Гипернатриемия – это состояние, которое в основном развивается у пациентов, не способных пить воду, особенно, если одновременно имеются потери воды. Кроме того, у пожилых пациентов, которые имеют дефектную осморегуляцию, более вероятно развитие гипернатриемии при наличии провокационного стимула. Вообще, гипернатриемия предполагает наличие гиперосмолярности как основного механизма токсичности.
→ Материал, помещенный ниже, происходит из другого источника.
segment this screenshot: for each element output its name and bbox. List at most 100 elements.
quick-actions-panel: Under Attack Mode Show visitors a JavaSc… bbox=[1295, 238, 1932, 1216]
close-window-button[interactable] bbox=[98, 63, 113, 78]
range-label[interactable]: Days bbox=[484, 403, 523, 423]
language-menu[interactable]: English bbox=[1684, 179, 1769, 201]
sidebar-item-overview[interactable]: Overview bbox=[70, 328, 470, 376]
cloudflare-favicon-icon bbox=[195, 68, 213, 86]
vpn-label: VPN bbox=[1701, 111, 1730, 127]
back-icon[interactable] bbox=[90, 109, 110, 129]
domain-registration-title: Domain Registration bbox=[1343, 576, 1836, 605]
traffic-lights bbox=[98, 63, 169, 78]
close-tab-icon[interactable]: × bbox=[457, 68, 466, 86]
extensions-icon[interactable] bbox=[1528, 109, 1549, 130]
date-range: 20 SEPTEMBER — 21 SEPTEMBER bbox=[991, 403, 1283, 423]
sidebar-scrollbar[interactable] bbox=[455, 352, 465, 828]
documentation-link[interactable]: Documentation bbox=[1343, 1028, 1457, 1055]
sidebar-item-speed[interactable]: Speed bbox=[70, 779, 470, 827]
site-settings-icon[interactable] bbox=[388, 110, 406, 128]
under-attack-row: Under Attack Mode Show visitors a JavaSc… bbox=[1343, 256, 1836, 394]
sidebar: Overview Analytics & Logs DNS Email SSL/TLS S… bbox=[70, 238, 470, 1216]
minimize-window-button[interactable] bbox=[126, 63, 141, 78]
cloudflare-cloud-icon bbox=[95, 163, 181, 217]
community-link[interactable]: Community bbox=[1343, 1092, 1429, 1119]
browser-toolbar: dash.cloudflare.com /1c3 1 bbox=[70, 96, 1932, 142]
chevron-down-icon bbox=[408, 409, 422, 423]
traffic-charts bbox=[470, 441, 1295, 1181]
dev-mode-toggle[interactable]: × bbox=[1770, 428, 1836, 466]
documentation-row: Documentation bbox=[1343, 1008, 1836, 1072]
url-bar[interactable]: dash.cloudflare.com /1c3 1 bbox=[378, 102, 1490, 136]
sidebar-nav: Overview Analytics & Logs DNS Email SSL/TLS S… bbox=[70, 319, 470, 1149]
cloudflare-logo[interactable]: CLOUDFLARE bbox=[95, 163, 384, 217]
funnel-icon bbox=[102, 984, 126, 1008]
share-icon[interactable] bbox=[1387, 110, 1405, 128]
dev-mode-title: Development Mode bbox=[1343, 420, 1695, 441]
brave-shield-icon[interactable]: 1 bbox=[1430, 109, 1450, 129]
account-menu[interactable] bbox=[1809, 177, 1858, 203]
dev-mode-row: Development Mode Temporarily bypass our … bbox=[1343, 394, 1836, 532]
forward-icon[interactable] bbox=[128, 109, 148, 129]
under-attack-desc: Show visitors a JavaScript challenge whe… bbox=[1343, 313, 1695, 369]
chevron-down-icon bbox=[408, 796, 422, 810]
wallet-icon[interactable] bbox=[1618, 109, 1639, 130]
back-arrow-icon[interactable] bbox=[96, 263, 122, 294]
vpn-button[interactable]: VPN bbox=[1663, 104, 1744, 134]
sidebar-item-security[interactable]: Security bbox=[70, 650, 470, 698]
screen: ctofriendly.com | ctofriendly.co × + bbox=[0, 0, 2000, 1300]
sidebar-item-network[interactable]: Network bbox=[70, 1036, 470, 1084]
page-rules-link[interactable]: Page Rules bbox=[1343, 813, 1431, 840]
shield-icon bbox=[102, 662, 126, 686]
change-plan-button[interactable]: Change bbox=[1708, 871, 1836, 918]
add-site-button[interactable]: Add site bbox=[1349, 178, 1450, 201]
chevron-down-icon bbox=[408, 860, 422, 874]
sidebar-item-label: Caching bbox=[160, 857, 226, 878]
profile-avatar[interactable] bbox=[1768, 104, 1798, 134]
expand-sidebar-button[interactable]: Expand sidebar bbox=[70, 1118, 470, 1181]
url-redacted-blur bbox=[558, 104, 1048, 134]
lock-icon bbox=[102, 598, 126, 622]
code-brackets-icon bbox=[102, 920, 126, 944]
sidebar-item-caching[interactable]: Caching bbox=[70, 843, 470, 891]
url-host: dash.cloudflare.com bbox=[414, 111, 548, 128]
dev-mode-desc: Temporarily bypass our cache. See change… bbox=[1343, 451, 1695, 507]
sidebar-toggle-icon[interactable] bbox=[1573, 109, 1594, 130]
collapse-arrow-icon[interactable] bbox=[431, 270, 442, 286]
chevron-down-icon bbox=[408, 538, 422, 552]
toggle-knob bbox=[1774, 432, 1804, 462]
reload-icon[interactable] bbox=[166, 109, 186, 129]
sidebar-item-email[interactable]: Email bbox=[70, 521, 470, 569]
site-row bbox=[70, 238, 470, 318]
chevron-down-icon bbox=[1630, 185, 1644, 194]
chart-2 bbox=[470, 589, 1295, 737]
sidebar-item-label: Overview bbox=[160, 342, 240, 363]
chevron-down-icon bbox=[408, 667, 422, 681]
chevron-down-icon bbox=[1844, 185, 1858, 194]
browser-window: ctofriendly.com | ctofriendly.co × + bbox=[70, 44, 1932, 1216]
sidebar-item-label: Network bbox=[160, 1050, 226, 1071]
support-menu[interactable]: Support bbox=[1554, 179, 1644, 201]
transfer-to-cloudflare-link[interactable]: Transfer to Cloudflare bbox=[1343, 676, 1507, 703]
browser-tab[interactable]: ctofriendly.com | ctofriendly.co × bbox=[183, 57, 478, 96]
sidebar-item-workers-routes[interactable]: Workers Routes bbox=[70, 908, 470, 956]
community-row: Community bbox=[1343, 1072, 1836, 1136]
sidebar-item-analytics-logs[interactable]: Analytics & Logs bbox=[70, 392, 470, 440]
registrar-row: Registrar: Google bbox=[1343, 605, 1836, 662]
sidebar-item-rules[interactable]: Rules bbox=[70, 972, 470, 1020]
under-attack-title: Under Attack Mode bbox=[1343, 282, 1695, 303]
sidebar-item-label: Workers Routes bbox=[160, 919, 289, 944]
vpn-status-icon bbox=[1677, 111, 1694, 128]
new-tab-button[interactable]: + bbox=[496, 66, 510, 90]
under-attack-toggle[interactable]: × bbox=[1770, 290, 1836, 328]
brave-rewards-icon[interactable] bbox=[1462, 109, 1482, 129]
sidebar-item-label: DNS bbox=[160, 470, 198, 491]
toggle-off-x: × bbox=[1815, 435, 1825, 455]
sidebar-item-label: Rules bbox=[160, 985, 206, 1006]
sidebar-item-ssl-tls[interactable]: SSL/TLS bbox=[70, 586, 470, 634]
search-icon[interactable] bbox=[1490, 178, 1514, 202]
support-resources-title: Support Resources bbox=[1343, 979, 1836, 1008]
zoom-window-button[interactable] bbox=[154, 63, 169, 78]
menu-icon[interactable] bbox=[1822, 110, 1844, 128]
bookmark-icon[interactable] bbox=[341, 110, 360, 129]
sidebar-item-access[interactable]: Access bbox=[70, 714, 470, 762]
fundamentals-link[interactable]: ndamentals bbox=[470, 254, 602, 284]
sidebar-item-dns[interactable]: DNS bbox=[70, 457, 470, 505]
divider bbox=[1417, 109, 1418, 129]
Дегидратация может развиваться вследствие повышенной потери воды (которая часто не оценивается должным образом) при ожогах, тахипноэ или гипертермии (высокая лихорадка, тепловой удар, злокачественный нейролептический синдром, злокачественная гипертермия). Тахипноэ не вызывает дегидратацию у пациентов с ИВЛ при использовании увлажнения дыхательной смеси. Даже при больших потерях воды развитие гипернатриемии обычно требует водной депривации. Почечная потеря свободной воды может иметь место вследствие заболевания почек или вследствие дефицита или неэффективного действия АДГ. Осмотические диуретики (глюкоза, маннитол, глицерол) могут увеличивать клиренс свободной воды. Солевая нагрузка (первичный гиперальдостеронизм, введение гипертонического раствора NaCl, повышенное пероральное потребление соли) редко вызывает гипернатриемию. Лечение гипернатриемии включает возмещение свободной воды с частым исследованием электролитов и осмолярности. Если имеется дефицит АДГ или его дефекты, возможна заместительная терапия с помощью DDAVP (аналога АДГ).